Critically ill and injured children are dying because a substantial number of staff treating them have received no formal training in resuscitation. These lives may be saved by our collective efforts. The changes required need acceptance by all stakeholders including the government, governing and certifying bodies, health care institutions both private and public and most of all the doctors handling these very fragile lives.
1. UNICEF- the State of the World's Children 2005, www.unicef.org/swoc05/english
accessed May 2006.
2. Razzak JA, Kellermann AL. Emergency medical care in developing countries: Is it worthwhile? Bull World Health Organ 2002; 80: 900-5.
3. Hafeez A, Riaz R, Shah SU, Pervaiz J, Southall D. Integrating health care for mothers and children in refugee camps and at district level. BMJ 2004;328:834-6.
4. Gove S. Integrated management of childhood illness by outpatient health workers: technical basis and overview. Bull World Health Organ 1997; 75: S7-24.
5. Nolan T, Angos P, Cunha A, Muhe L, Qazi S, Simoes EA, et al. Quality of hospital care for seriously ill children in less developed countries. Lancet 2001; 357:106-10.

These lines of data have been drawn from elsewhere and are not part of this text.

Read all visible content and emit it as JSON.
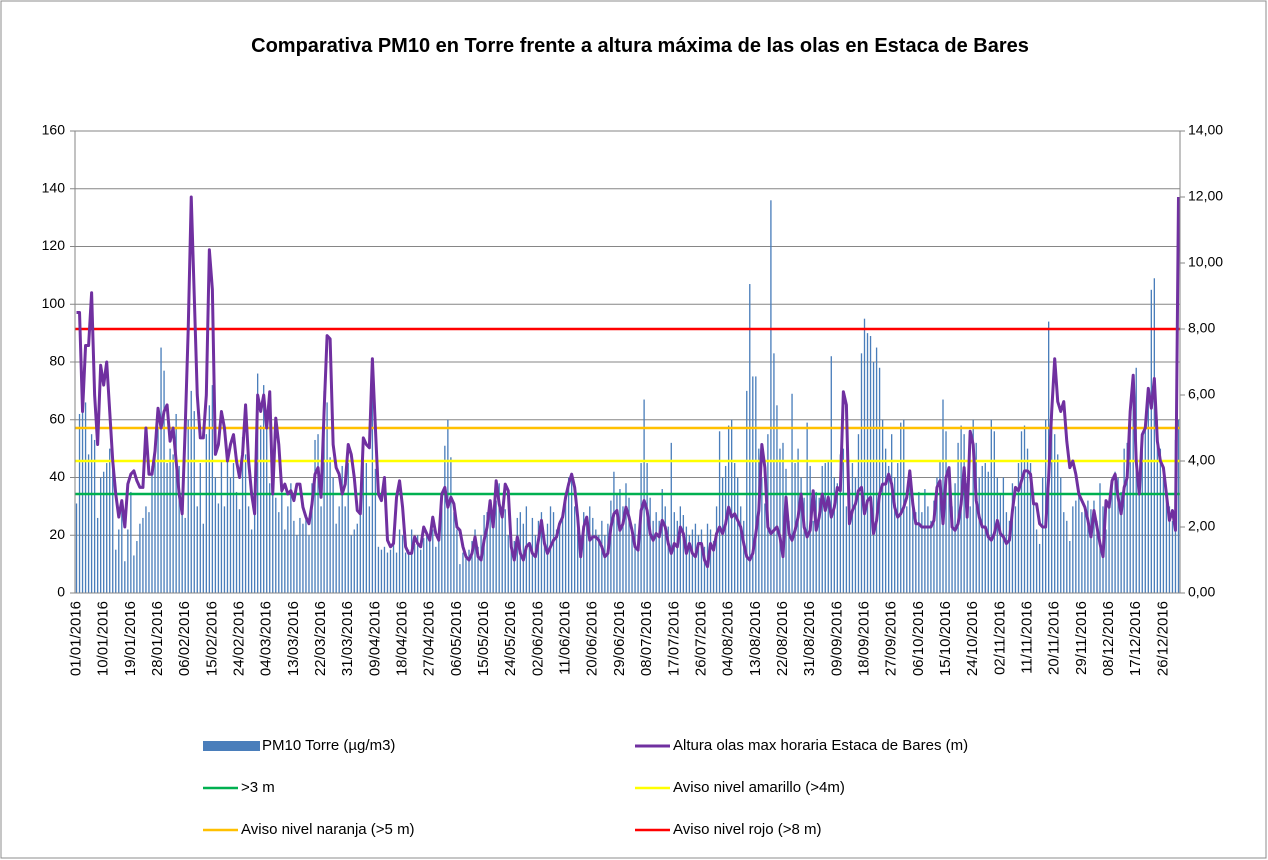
{
  "chart_data": {
    "type": "bar_line",
    "title": "Comparativa PM10 en Torre frente a altura máxima de las olas en Estaca de Bares",
    "categories": [
      "01/01/2016",
      null,
      null,
      null,
      null,
      null,
      null,
      null,
      null,
      "10/01/2016",
      null,
      null,
      null,
      null,
      null,
      null,
      null,
      null,
      "19/01/2016",
      null,
      null,
      null,
      null,
      null,
      null,
      null,
      null,
      "28/01/2016",
      null,
      null,
      null,
      null,
      null,
      null,
      null,
      null,
      "06/02/2016",
      null,
      null,
      null,
      null,
      null,
      null,
      null,
      null,
      "15/02/2016",
      null,
      null,
      null,
      null,
      null,
      null,
      null,
      null,
      "24/02/2016",
      null,
      null,
      null,
      null,
      null,
      null,
      null,
      null,
      "04/03/2016",
      null,
      null,
      null,
      null,
      null,
      null,
      null,
      null,
      "13/03/2016",
      null,
      null,
      null,
      null,
      null,
      null,
      null,
      null,
      "22/03/2016",
      null,
      null,
      null,
      null,
      null,
      null,
      null,
      null,
      "31/03/2016",
      null,
      null,
      null,
      null,
      null,
      null,
      null,
      null,
      "09/04/2016",
      null,
      null,
      null,
      null,
      null,
      null,
      null,
      null,
      "18/04/2016",
      null,
      null,
      null,
      null,
      null,
      null,
      null,
      null,
      "27/04/2016",
      null,
      null,
      null,
      null,
      null,
      null,
      null,
      null,
      "06/05/2016",
      null,
      null,
      null,
      null,
      null,
      null,
      null,
      null,
      "15/05/2016",
      null,
      null,
      null,
      null,
      null,
      null,
      null,
      null,
      "24/05/2016",
      null,
      null,
      null,
      null,
      null,
      null,
      null,
      null,
      "02/06/2016",
      null,
      null,
      null,
      null,
      null,
      null,
      null,
      null,
      "11/06/2016",
      null,
      null,
      null,
      null,
      null,
      null,
      null,
      null,
      "20/06/2016",
      null,
      null,
      null,
      null,
      null,
      null,
      null,
      null,
      "29/06/2016",
      null,
      null,
      null,
      null,
      null,
      null,
      null,
      null,
      "08/07/2016",
      null,
      null,
      null,
      null,
      null,
      null,
      null,
      null,
      "17/07/2016",
      null,
      null,
      null,
      null,
      null,
      null,
      null,
      null,
      "26/07/2016",
      null,
      null,
      null,
      null,
      null,
      null,
      null,
      null,
      "04/08/2016",
      null,
      null,
      null,
      null,
      null,
      null,
      null,
      null,
      "13/08/2016",
      null,
      null,
      null,
      null,
      null,
      null,
      null,
      null,
      "22/08/2016",
      null,
      null,
      null,
      null,
      null,
      null,
      null,
      null,
      "31/08/2016",
      null,
      null,
      null,
      null,
      null,
      null,
      null,
      null,
      "09/09/2016",
      null,
      null,
      null,
      null,
      null,
      null,
      null,
      null,
      "18/09/2016",
      null,
      null,
      null,
      null,
      null,
      null,
      null,
      null,
      "27/09/2016",
      null,
      null,
      null,
      null,
      null,
      null,
      null,
      null,
      "06/10/2016",
      null,
      null,
      null,
      null,
      null,
      null,
      null,
      null,
      "15/10/2016",
      null,
      null,
      null,
      null,
      null,
      null,
      null,
      null,
      "24/10/2016",
      null,
      null,
      null,
      null,
      null,
      null,
      null,
      null,
      "02/11/2016",
      null,
      null,
      null,
      null,
      null,
      null,
      null,
      null,
      "11/11/2016",
      null,
      null,
      null,
      null,
      null,
      null,
      null,
      null,
      "20/11/2016",
      null,
      null,
      null,
      null,
      null,
      null,
      null,
      null,
      "29/11/2016",
      null,
      null,
      null,
      null,
      null,
      null,
      null,
      null,
      "08/12/2016",
      null,
      null,
      null,
      null,
      null,
      null,
      null,
      null,
      "17/12/2016",
      null,
      null,
      null,
      null,
      null,
      null,
      null,
      null,
      "26/12/2016",
      null,
      null,
      null,
      null,
      null
    ],
    "series": [
      {
        "name": "PM10 Torre (µg/m3)",
        "type": "bar",
        "color": "#4a7ebb",
        "axis": "y",
        "values": [
          31,
          62,
          67,
          66,
          48,
          55,
          53,
          26,
          40,
          42,
          45,
          50,
          47,
          15,
          22,
          30,
          11,
          22,
          35,
          13,
          18,
          24,
          26,
          30,
          28,
          44,
          50,
          57,
          85,
          77,
          45,
          50,
          48,
          62,
          44,
          30,
          26,
          60,
          70,
          63,
          30,
          45,
          24,
          55,
          65,
          72,
          40,
          31,
          46,
          30,
          48,
          40,
          45,
          35,
          29,
          54,
          48,
          30,
          22,
          40,
          76,
          58,
          72,
          62,
          38,
          45,
          33,
          28,
          35,
          22,
          30,
          38,
          25,
          20,
          26,
          24,
          26,
          20,
          38,
          53,
          55,
          30,
          70,
          66,
          47,
          40,
          24,
          30,
          44,
          30,
          45,
          20,
          22,
          24,
          30,
          50,
          45,
          30,
          70,
          43,
          16,
          15,
          16,
          14,
          15,
          18,
          14,
          22,
          20,
          14,
          15,
          22,
          17,
          20,
          15,
          19,
          20,
          18,
          22,
          16,
          19,
          30,
          51,
          60,
          47,
          28,
          22,
          10,
          14,
          12,
          15,
          18,
          22,
          16,
          20,
          27,
          28,
          30,
          25,
          32,
          38,
          30,
          29,
          20,
          20,
          18,
          26,
          28,
          24,
          30,
          17,
          26,
          20,
          25,
          28,
          20,
          24,
          30,
          28,
          22,
          25,
          28,
          33,
          40,
          40,
          30,
          22,
          20,
          28,
          25,
          30,
          26,
          22,
          20,
          25,
          20,
          24,
          32,
          42,
          34,
          36,
          30,
          38,
          33,
          20,
          24,
          20,
          45,
          67,
          45,
          33,
          25,
          28,
          25,
          36,
          30,
          23,
          52,
          28,
          25,
          30,
          27,
          23,
          20,
          22,
          24,
          20,
          22,
          16,
          24,
          22,
          18,
          30,
          56,
          40,
          44,
          58,
          60,
          45,
          40,
          30,
          25,
          70,
          107,
          75,
          75,
          50,
          40,
          31,
          55,
          136,
          83,
          65,
          50,
          52,
          43,
          25,
          69,
          45,
          50,
          40,
          33,
          59,
          44,
          25,
          35,
          33,
          44,
          45,
          46,
          82,
          40,
          38,
          48,
          50,
          30,
          36,
          45,
          40,
          55,
          83,
          95,
          90,
          89,
          80,
          85,
          78,
          60,
          50,
          44,
          55,
          40,
          45,
          59,
          60,
          30,
          40,
          30,
          28,
          35,
          28,
          36,
          30,
          25,
          32,
          40,
          46,
          67,
          56,
          40,
          30,
          38,
          52,
          58,
          55,
          38,
          30,
          60,
          52,
          40,
          44,
          45,
          42,
          60,
          56,
          40,
          34,
          40,
          28,
          25,
          38,
          30,
          45,
          56,
          58,
          50,
          45,
          35,
          22,
          17,
          40,
          60,
          94,
          60,
          55,
          48,
          40,
          28,
          25,
          18,
          30,
          32,
          35,
          28,
          29,
          32,
          29,
          32,
          25,
          38,
          30,
          22,
          32,
          40,
          42,
          40,
          35,
          50,
          52,
          60,
          75,
          78,
          35,
          55,
          60,
          70,
          105,
          109,
          60,
          50,
          40,
          36,
          30,
          25,
          53,
          60
        ]
      },
      {
        "name": "Altura olas max horaria Estaca de Bares (m)",
        "type": "line",
        "color": "#7030a0",
        "axis": "y2",
        "values": [
          8.5,
          8.5,
          5.5,
          7.5,
          7.5,
          9.1,
          6,
          4.5,
          6.9,
          6.3,
          7,
          5.5,
          4,
          3,
          2.3,
          2.8,
          2,
          3.3,
          3.6,
          3.7,
          3.4,
          3.2,
          3.2,
          5,
          3.6,
          3.6,
          4.3,
          5.6,
          5,
          5.5,
          5.7,
          4.6,
          5,
          4,
          3,
          2.4,
          5,
          8,
          12,
          9,
          6,
          4.7,
          4.7,
          6,
          10.4,
          9.2,
          4.2,
          4.5,
          5.5,
          5,
          4,
          4.5,
          4.8,
          4,
          3.5,
          4.2,
          5.7,
          4,
          3,
          2.4,
          6,
          5.5,
          6,
          5,
          6.1,
          3,
          5.3,
          4.5,
          3.1,
          3.3,
          3,
          3.1,
          2.8,
          3.3,
          3.3,
          2.6,
          2.3,
          2.1,
          2.7,
          3.6,
          3.8,
          2.9,
          5.5,
          7.8,
          7.7,
          4.5,
          3.8,
          3.6,
          3,
          3.3,
          4.5,
          4.2,
          3.5,
          2.5,
          2.4,
          4.7,
          4.5,
          4.4,
          7.1,
          5,
          3,
          2.8,
          3.5,
          1.6,
          1.4,
          1.5,
          2.9,
          3.4,
          2.6,
          1.4,
          1.2,
          1.2,
          1.7,
          1.5,
          1.4,
          2,
          1.8,
          1.6,
          2.3,
          1.8,
          1.6,
          3,
          3.2,
          2.6,
          2.9,
          2.7,
          2,
          1.9,
          1.4,
          1.1,
          1,
          1.2,
          1.7,
          1.1,
          1,
          1.6,
          2,
          2.8,
          2,
          3.4,
          2.7,
          2.3,
          3.3,
          3.1,
          1.4,
          1,
          1.7,
          1.2,
          1,
          1.4,
          1.5,
          1.2,
          1.1,
          1.6,
          2.2,
          1.5,
          1.2,
          1.4,
          1.6,
          1.7,
          2.1,
          2.3,
          2.9,
          3.3,
          3.6,
          3.2,
          2.3,
          1.1,
          2,
          2.3,
          1.6,
          1.7,
          1.7,
          1.6,
          1.4,
          1.1,
          1.2,
          2,
          2.4,
          2.5,
          1.9,
          2.1,
          2.6,
          2.3,
          1.9,
          1.4,
          1.3,
          2.5,
          2.8,
          2.5,
          1.8,
          1.6,
          1.8,
          1.7,
          2.2,
          2,
          1.5,
          1.2,
          1.5,
          1.4,
          2,
          1.8,
          1.2,
          1.5,
          1.2,
          1.1,
          1.5,
          1.5,
          1,
          0.8,
          1.5,
          1.3,
          1.8,
          2,
          1.8,
          2.1,
          2.6,
          2.3,
          2.4,
          2.2,
          2,
          1.5,
          1.1,
          1,
          1.2,
          1.8,
          2.5,
          4.5,
          3.8,
          2,
          1.8,
          1.9,
          2,
          1.7,
          1.1,
          2.9,
          1.8,
          1.6,
          1.9,
          2.3,
          3,
          2,
          1.7,
          1.9,
          3.1,
          1.9,
          2.3,
          3,
          2.5,
          2.9,
          2.3,
          2.6,
          3.2,
          3.1,
          6.1,
          5.7,
          2.1,
          2.5,
          2.7,
          3.1,
          3.2,
          2.4,
          2.8,
          2.9,
          1.8,
          2.2,
          3,
          3.3,
          3.3,
          3.6,
          3.3,
          2.6,
          2.3,
          2.4,
          2.6,
          2.9,
          3.7,
          2.7,
          2.1,
          2.1,
          2,
          2,
          2,
          2,
          2.2,
          3.2,
          3.4,
          2.1,
          3.5,
          3.8,
          2,
          1.9,
          2.1,
          2.7,
          3.8,
          2.3,
          4.9,
          4.5,
          2.8,
          2.3,
          2,
          2,
          1.7,
          1.6,
          1.8,
          2.2,
          1.8,
          1.7,
          1.5,
          1.6,
          2.5,
          3.2,
          3.1,
          3.4,
          3.7,
          3.7,
          3.6,
          2.7,
          2.7,
          2.1,
          2,
          2,
          3.5,
          5.5,
          7.1,
          5.8,
          5.5,
          5.8,
          4.6,
          3.8,
          4,
          3.6,
          3,
          2.8,
          2.6,
          2.2,
          1.7,
          2.5,
          2,
          1.5,
          1.1,
          2.8,
          2.6,
          3.4,
          3.6,
          2.9,
          2.4,
          3.2,
          3.5,
          5.5,
          6.6,
          4,
          3,
          4.8,
          5,
          6.2,
          5.6,
          6.5,
          4.6,
          4,
          3.8,
          3,
          2.2,
          2.5,
          1.9,
          12
        ]
      }
    ],
    "reference_lines": [
      {
        "name": ">3 m",
        "color": "#00b050",
        "axis": "y2",
        "value": 3
      },
      {
        "name": "Aviso nivel amarillo (>4m)",
        "color": "#ffff00",
        "axis": "y2",
        "value": 4
      },
      {
        "name": "Aviso nivel naranja (>5 m)",
        "color": "#ffc000",
        "axis": "y2",
        "value": 5
      },
      {
        "name": "Aviso nivel rojo (>8 m)",
        "color": "#ff0000",
        "axis": "y2",
        "value": 8
      }
    ],
    "ylim": [
      0,
      160
    ],
    "yticks": [
      0,
      20,
      40,
      60,
      80,
      100,
      120,
      140,
      160
    ],
    "y2lim": [
      0,
      14
    ],
    "y2ticks": [
      {
        "value": 0,
        "label": "0,00"
      },
      {
        "value": 2,
        "label": "2,00"
      },
      {
        "value": 4,
        "label": "4,00"
      },
      {
        "value": 6,
        "label": "6,00"
      },
      {
        "value": 8,
        "label": "8,00"
      },
      {
        "value": 10,
        "label": "10,00"
      },
      {
        "value": 12,
        "label": "12,00"
      },
      {
        "value": 14,
        "label": "14,00"
      }
    ],
    "grid": true,
    "legend": "bottom"
  }
}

6. Duke T, Tamburlini G, Silimperi D. The paediatric Quality Care Group, Improving the quality of paediatric care in peripheral hospitals in developing countries. Arch Dis Child , 2003; 88: 563-5.
7. Singer MS, Ghaffar A. Risk factors for road traffic injury in Pakistani children. J Coll Physicians Surg Pak 2004,14: 709-12.
8. Razzak JA, Luby SP, Laflamme L, Chotani H. Injuries among children in Karachi, Pakistan--what, where and how. Public Health 2004;118:114-20.
9. Hameed MH, Butt T Baloch GR, Maqbool S. Acute poisoning in children. J Coll Physicians Surg Pak 2005, 15: 805-8.
10. Singhi S, Jain V, Gupta G. Paediatric emergencies at a tertiary care hospital in India. J Tropi Pediatr 2003; 49:207-11.